Supinya Klangnarong, salah satu pendiri Cofact Thailand, sebuah platform pengecekan fakta kolaboratif, mengatakan disinformasi tidak dapat dikendalikan di media sosial.
“Kami melihat peningkatan ujaran kebencian yang menyoroti bias stereotip yang ada di masyarakat. Tingginya volume berita palsu di platform-platform besar begitu melimpah sehingga menyulitkan kami untuk memeriksa fakta dan menghilangkan prasangka tersebut,” ujarnya.
Tuansiri, seorang Muslim yang tinggal di Thailand selatan, mengatakan swasensor adalah satu-satunya cara untuk menjaga hubungan dengan orang lain.
“Saya seorang cendekiawan, tapi terlalu sensitif untuk terlibat dalam perbincangan akademis tentang isu Israel dan Palestina. Karena masyarakat Thailand terkena dampak langsung, orang menggunakan emosi, bukan fakta,” ujarnya.
Nur pun memilih tak berdebat dengan para pengikutnya.
“Saya memahami dari mana hal ini berasal. Kami (komunitas Muslim di Thailand) telah lama mendapat stigma dan sekarang mereka menghubungkan antara Hamas dan Muslim Thailand.”
Ketika ditanya apakah dia kesal dengan komentar yang menyinggung, Nur menjawab: “Tidak, saya tidak marah. Mereka bisa memikirkan apa yang mereka inginkan. Menjelaskan diri sendiri tidak akan membuat hidup saya lebih baik, lebih baik saya diam saja.”
Tuansiri menambahkan bahwa pemerintah belum berbuat cukup untuk menjembatani kesenjangan antar komunitas dan mendesak platform untuk berbuat lebih banyak untuk melindungi pengguna.
Luka yang tak terlihat
Komunitas Muslim Thailand telah lama mendapat stigma, akibat kerusuhan yang melibatkan kelompok separatis Islam di selatan Thailand selama beberapa dekade.
Deep South Watch, sebuah lembaga kajian yang berbasis di Thailand selatan, melaporkan bahwa lebih dari 7.000 Muslim telah terbunuh dan 13.500 lainnya terluka sejak kekerasan pada 2004.
Klangnarong mengatakan Islamofobia mengakibatkan pengalaman traumatis dalam komunitas Muslim termasuk diskriminasi, fanatisme, dan pengucilan.
“Saat ini kita melihat bahwa berita palsu mengarah pada ujaran kebencian di dunia maya, namun berita tersebut bisa menyebar secara offline dan berubah menjadi kekerasan jika jumlahnya semakin besar.”
Memerangi misinformasi
Banyak pakar mengatakan pihak berwenang harus bertindak lebih baik dalam memerangi disinformasi, terutama dengan meningkatnya konten yang dihasilkan oleh AI.

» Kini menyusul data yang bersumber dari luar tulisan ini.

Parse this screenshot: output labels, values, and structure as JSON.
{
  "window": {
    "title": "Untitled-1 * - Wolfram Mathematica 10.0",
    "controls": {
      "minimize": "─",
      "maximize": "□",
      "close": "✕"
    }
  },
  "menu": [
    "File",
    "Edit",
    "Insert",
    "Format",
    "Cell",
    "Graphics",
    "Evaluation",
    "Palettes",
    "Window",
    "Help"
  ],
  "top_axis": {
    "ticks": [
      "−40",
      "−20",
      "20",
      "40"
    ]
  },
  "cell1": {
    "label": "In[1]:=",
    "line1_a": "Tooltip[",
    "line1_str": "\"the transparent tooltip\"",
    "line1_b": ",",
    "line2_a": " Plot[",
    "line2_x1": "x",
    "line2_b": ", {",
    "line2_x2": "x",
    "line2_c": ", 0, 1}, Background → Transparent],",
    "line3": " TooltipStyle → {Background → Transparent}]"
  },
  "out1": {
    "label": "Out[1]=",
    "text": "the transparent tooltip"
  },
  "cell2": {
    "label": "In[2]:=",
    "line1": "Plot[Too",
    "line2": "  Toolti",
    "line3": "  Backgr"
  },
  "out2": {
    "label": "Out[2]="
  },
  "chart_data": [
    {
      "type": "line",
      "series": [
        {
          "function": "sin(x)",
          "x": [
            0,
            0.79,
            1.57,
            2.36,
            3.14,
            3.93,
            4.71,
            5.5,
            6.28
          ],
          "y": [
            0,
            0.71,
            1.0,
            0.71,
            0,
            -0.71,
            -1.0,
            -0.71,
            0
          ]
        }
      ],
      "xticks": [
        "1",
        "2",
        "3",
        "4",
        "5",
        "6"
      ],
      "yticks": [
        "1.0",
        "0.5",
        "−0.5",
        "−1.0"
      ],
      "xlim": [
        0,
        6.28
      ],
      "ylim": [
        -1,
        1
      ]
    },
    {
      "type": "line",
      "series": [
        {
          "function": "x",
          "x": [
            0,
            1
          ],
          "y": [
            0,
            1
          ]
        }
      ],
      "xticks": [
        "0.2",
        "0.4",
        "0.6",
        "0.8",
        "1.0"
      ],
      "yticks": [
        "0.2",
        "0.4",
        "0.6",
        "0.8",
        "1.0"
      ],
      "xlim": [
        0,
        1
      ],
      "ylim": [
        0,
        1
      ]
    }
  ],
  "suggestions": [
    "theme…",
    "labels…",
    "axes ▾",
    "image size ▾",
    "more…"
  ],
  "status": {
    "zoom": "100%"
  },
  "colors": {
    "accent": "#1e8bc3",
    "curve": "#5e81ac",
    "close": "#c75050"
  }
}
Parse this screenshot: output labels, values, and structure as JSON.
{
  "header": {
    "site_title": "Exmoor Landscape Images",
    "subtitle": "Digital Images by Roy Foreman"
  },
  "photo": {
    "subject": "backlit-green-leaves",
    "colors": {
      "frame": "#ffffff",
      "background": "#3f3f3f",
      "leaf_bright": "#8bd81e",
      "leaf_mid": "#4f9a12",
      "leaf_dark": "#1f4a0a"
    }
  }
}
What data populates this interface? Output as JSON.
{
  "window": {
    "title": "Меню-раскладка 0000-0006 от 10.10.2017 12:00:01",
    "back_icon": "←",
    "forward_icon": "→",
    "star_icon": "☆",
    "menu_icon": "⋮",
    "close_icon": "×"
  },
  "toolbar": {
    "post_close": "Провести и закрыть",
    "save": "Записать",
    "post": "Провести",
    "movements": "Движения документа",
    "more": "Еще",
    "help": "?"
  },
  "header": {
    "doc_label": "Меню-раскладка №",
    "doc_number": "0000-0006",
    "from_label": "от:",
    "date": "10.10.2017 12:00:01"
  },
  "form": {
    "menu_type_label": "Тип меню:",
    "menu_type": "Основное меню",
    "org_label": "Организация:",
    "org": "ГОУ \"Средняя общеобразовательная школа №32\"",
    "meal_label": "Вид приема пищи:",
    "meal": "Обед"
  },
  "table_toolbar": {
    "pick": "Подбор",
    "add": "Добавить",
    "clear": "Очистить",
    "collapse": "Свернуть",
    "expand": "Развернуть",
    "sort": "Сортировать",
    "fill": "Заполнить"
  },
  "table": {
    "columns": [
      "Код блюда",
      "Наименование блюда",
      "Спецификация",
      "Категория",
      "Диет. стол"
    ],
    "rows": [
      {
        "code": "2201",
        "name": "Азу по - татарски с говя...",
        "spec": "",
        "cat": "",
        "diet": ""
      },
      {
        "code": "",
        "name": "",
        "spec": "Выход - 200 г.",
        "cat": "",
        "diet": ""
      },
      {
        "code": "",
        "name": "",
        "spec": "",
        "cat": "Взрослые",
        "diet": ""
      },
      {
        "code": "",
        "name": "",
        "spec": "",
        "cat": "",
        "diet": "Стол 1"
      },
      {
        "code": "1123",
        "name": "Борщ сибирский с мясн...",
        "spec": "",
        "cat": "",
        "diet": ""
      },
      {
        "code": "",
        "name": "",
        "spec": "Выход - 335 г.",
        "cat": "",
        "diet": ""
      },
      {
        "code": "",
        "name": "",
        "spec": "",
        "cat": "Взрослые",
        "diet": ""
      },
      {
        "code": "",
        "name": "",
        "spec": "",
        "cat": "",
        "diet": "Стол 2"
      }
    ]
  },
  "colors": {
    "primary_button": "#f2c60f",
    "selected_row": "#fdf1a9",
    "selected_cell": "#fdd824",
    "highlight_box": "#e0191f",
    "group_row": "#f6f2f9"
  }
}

“Beberapa cerita terus bermunculan meskipun telah dibantah dan orang-orang masih mempercayainya. Munculnya teknologi AI sangat memprihatinkan, saya tidak tahu bagaimana kita akan mengatasinya,” kata Klangnarong.
Ia juga menyampaikan pengamatannya bahwa masyarakat Thailand lebih baik dalam memerangi misinformasi kesehatan, namun kurang efektif dalam hal politik.
“Pihak berwenang Thailand harus memberdayakan literasi media dan mendorong pemikiran kritis,” katanya.